Saat menerima kunjungan kehormatan Chief of Mission IOM UN Migration, H.E. Mr. Louis Hoffmann di kantornya, Jakarta. Menteri Hukum dan HAM Indonesia Yasonna H. Laoly, menyatakan bahwa Indonesia tidak memiliki kewajiban hukum untuk menyediakan pemukiman permanen bagi pencari suaka / pengungsi internasional di karenakan Indonesia bukan bagian dari kovensi pengungsi 1951 dan protokol 1967 tentang status pengungsi.
Dilansir dari situs web Kementrian Luar Negeri Republik Indonesia  menurut Retno Lestari Priansari Marsudi selaku Kementrian Luar Negeri Republik Indonesia pada acara Global Refugee Forum di Jenewa (13/12/2023) menyatakan bahwa Masyarakat Internasional harus bekerja sama untuk menghentikan konflik dan memulihan demokrasi di Myanmar sehingga para Pengungsi Rohingya dapat kembali kerumah mereka.
Seperti yang Retno Lestari Priansari Marsudi selaku Kementrian Luar Negeri Republik Indonesia sampaikan, Masyarakat Internasional juga wajib mengambil peran dalam menghentikan konflik yang terjadi di Myanmar. Masyarakat Internasional seharusnya bisa memberikan solusi yang pasti untuk Etnis Rohingya dan jangan membebankan semua kepada 1 negara saja.

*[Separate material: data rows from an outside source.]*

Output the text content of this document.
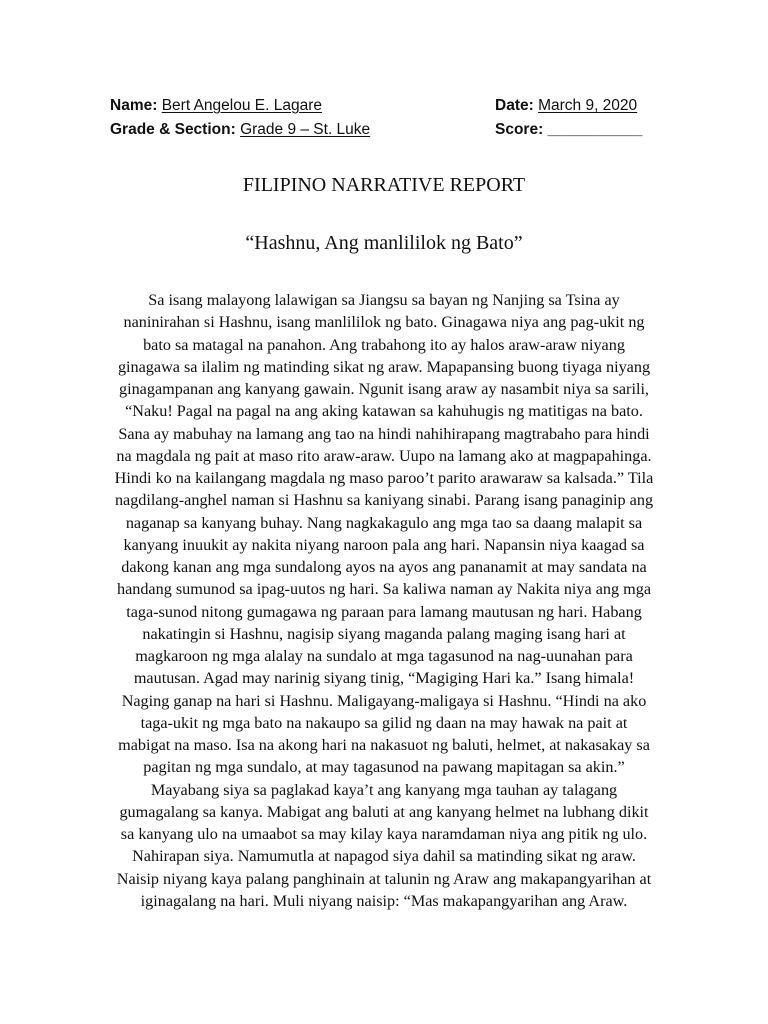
Name: Bert Angelou E. Lagare
Grade & Section: Grade 9 – St. Luke
Date: March 9, 2020
Score: ___________
FILIPINO NARRATIVE REPORT
“Hashnu, Ang manlililok ng Bato”

Sa isang malayong lalawigan sa Jiangsu sa bayan ng Nanjing sa Tsina ay
naninirahan si Hashnu, isang manlililok ng bato. Ginagawa niya ang pag-ukit ng
bato sa matagal na panahon. Ang trabahong ito ay halos araw-araw niyang
ginagawa sa ilalim ng matinding sikat ng araw. Mapapansing buong tiyaga niyang
ginagampanan ang kanyang gawain. Ngunit isang araw ay nasambit niya sa sarili,
“Naku! Pagal na pagal na ang aking katawan sa kahuhugis ng matitigas na bato.
Sana ay mabuhay na lamang ang tao na hindi nahihirapang magtrabaho para hindi
na magdala ng pait at maso rito araw-araw. Uupo na lamang ako at magpapahinga.
Hindi ko na kailangang magdala ng maso paroo’t parito arawaraw sa kalsada.” Tila
nagdilang-anghel naman si Hashnu sa kaniyang sinabi. Parang isang panaginip ang
naganap sa kanyang buhay. Nang nagkakagulo ang mga tao sa daang malapit sa
kanyang inuukit ay nakita niyang naroon pala ang hari. Napansin niya kaagad sa
dakong kanan ang mga sundalong ayos na ayos ang pananamit at may sandata na
handang sumunod sa ipag-uutos ng hari. Sa kaliwa naman ay Nakita niya ang mga
taga-sunod nitong gumagawa ng paraan para lamang mautusan ng hari. Habang
nakatingin si Hashnu, nagisip siyang maganda palang maging isang hari at
magkaroon ng mga alalay na sundalo at mga tagasunod na nag-uunahan para
mautusan. Agad may narinig siyang tinig, “Magiging Hari ka.” Isang himala!
Naging ganap na hari si Hashnu. Maligayang-maligaya si Hashnu. “Hindi na ako
taga-ukit ng mga bato na nakaupo sa gilid ng daan na may hawak na pait at
mabigat na maso. Isa na akong hari na nakasuot ng baluti, helmet, at nakasakay sa
pagitan ng mga sundalo, at may tagasunod na pawang mapitagan sa akin.”
Mayabang siya sa paglakad kaya’t ang kanyang mga tauhan ay talagang
gumagalang sa kanya. Mabigat ang baluti at ang kanyang helmet na lubhang dikit
sa kanyang ulo na umaabot sa may kilay kaya naramdaman niya ang pitik ng ulo.
Nahirapan siya. Namumutla at napagod siya dahil sa matinding sikat ng araw.
Naisip niyang kaya palang panghinain at talunin ng Araw ang makapangyarihan at
iginagalang na hari. Muli niyang naisip: “Mas makapangyarihan ang Araw.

Untuk menangani kasus seperti ini harus diadakan kerjasama antara Pemerintah Indonesia dan Masyarakat Internasional agar Etnis Rohingya dapat kembali ke tempat asalnya.
Pemerintah Indonesia mempunyai hak mendeportasi Etnis Rohingya di karenakan status mereka bukan lagi pengungsi melainkan pendatang gelap. Sebagaimana yang telah disampaikan oleh Andi Saputra Sh., Mh. Menyebutkan 3 alasan mengapa Etnis Rohingya tidak termasuk dalam kategori pengungsi melainkan pendatang gelap. Etnis Rohingya tidak sesuai dengan definisi pengungsi yang dijelaskan pada Pasal 1 Huruf  A.2 Dari Konvensi Pengungsi 1957,  verifikasi imigrasi belum dilakukan oleh UNHCR dan Otoritas Indonesia, dan  mereka tidak memiliki dokumen perjalanan yang lengkap dan sah.
Pemerintah bisa memulangkan pendatang gelap Etnis Rohingya yang ada di Aceh ke tempat Penampungan Internasional yang telah diputuskan oleh UNHCR atau Pemerintah bisa membantu mencari negara ke 3 yang dapat menampung para pendatang gelap Etnis Rohingya. Tidak sampai disitu saja, Pemerintah Indonesia juga wajib ikut campur dalam pemulangan Etnis Rohingya ke tempat yang bersedia menampung mereka seperti melakukan pengawalan dan pengawasan pengembalian pengungsi Etnis Rohingya sebagaimana yang tercantum kedalam Peraturan Presiden No 125 Tahun 2016 Pasal 37.
Pemerintah harus tegas dalam menangani kasus ini dan Pemerintah juga harus mendahulukan kepentingan dan kesejahteraan Warga Negaranya karena di dalam Demokrasi Pemerintah mempunyai peran penting untuk memenuhi dan memperjuangkan kesejahteraan Warga Negaranya agar dapat terpenuhi. Sebagaimananya prinsip Demokrasi ialah rakyat. Dari rakyat, untuk rakyat dan oleh rakyat.